千里江凌

咸鱼一条 没法翻身

回忆太长,时间是刀(楼诚)

上海的冬天总是带一股子阴阴的潮意,寒冷悄无声息地钻入骨缝,再厚重的衣物也挡不住。阳光是明亮的摆设,裹着冰一样的冬意,这确乎是上海的冬天。

枯黄藏白的草坪,一架梨木摇椅,明楼倚在上头半眯着眼昏昏欲睡,他穿得厚实,膝头盖了羊毛毯子,阳光落在他的头发上,闪烁着亮的银。

他看见不远处有一对老人互相依偎着说些体己的话,许是谈到了什么开心事,他们露出了笑容,笑声破开冬日的宁静,传得很远。这笑声也破开了明楼有些混沌不清的思绪,似有记忆破土而出,于一片荒芜中摇曳生姿。

是了,那笑容自己是在哪见过的。

厚重的心幕被缓缓拉开,一个印象浮上心头——暖融融的黄色灯光,一家人坐在桌旁,透明的高脚杯里盛着盈盈的葡萄酒,柔白的瓷盘里各色菜肴冒着白的热气,浓油赤酱,正是本帮菜的特色。
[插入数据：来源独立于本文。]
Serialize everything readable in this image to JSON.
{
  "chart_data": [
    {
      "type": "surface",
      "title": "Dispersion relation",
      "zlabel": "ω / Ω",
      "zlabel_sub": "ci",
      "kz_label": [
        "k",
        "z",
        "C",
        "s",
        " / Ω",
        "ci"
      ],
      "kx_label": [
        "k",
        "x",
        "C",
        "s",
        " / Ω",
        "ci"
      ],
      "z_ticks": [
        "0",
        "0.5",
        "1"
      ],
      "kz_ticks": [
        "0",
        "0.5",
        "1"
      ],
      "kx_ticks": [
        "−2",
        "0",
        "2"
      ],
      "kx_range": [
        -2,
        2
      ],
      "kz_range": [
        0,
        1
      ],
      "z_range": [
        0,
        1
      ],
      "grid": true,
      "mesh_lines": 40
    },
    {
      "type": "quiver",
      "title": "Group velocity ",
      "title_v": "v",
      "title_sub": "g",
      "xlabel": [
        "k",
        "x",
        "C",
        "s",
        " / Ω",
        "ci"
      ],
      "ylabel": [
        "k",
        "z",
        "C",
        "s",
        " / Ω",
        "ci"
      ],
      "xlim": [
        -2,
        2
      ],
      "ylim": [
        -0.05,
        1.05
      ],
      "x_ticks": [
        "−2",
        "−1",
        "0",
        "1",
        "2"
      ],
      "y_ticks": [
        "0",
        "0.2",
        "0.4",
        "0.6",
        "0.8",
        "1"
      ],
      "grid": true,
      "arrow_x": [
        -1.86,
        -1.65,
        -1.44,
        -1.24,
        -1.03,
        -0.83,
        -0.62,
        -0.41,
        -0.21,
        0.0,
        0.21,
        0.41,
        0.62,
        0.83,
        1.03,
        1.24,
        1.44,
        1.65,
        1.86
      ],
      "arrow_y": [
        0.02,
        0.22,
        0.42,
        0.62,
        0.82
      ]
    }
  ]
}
明台不肯好好坐在椅子上,扭来扭去的扮着鬼脸,非要把人逗笑了才得意洋洋地露出笑脸来,带着少年的天真,讨喜。大姐穿了深紫色的绒质旗袍,伸出食指点着明台的额头骂他顽劣,眼里却分明是带了怜爱的笑意的。

明楼唇角漾出一丁点朦胧的笑,然而那记忆里的笑很快地洇开,像是泡过水的钢笔印迹,深深浅浅地化了模糊。他茫然地睁开眼,好像很无措。也许是睡意困住了他,他想坐起来,却只是艰难地动了一动,太阳蒙住他的眼睛,天空倒映在他的眼里也不清楚,似乎是因为太远,又好像很低很低地压下来,要让他也融进这蓝得透明的天。

这景色,又像是在哪里见过的。

“湖畔旁,树林边。以后我就要住在这样的地方,你们啊,谁都不准跟来。”

那是他自己的声音,他的身边站着的,一个年轻的男人。拿着画笔,身姿挺拔如霜剑刚硬,眼神却清澈如水波暗藏不易察觉的温柔。他露出一个笑来看向自己,声音清亮,像一朵云悄悄地化进蓝天,然后在心头落一场温柔的雨

“连我也不行?”

“连你也不行。”

一语成谶。

明楼裹紧了身上的大衣,眼角湿凉。是起风了,他徒劳地伸出手,却抓不住记忆里那个年轻男人离去的身影,甚至连那一个名字,他也记不起来。

“先生,起风了,咱们回去吧。”

养老院的护工走过来,将这位年逾八旬的老人扶起来。她是个温柔的女孩,声音清亮也温柔,像一朵云慢慢地,慢慢地化进蓝天里。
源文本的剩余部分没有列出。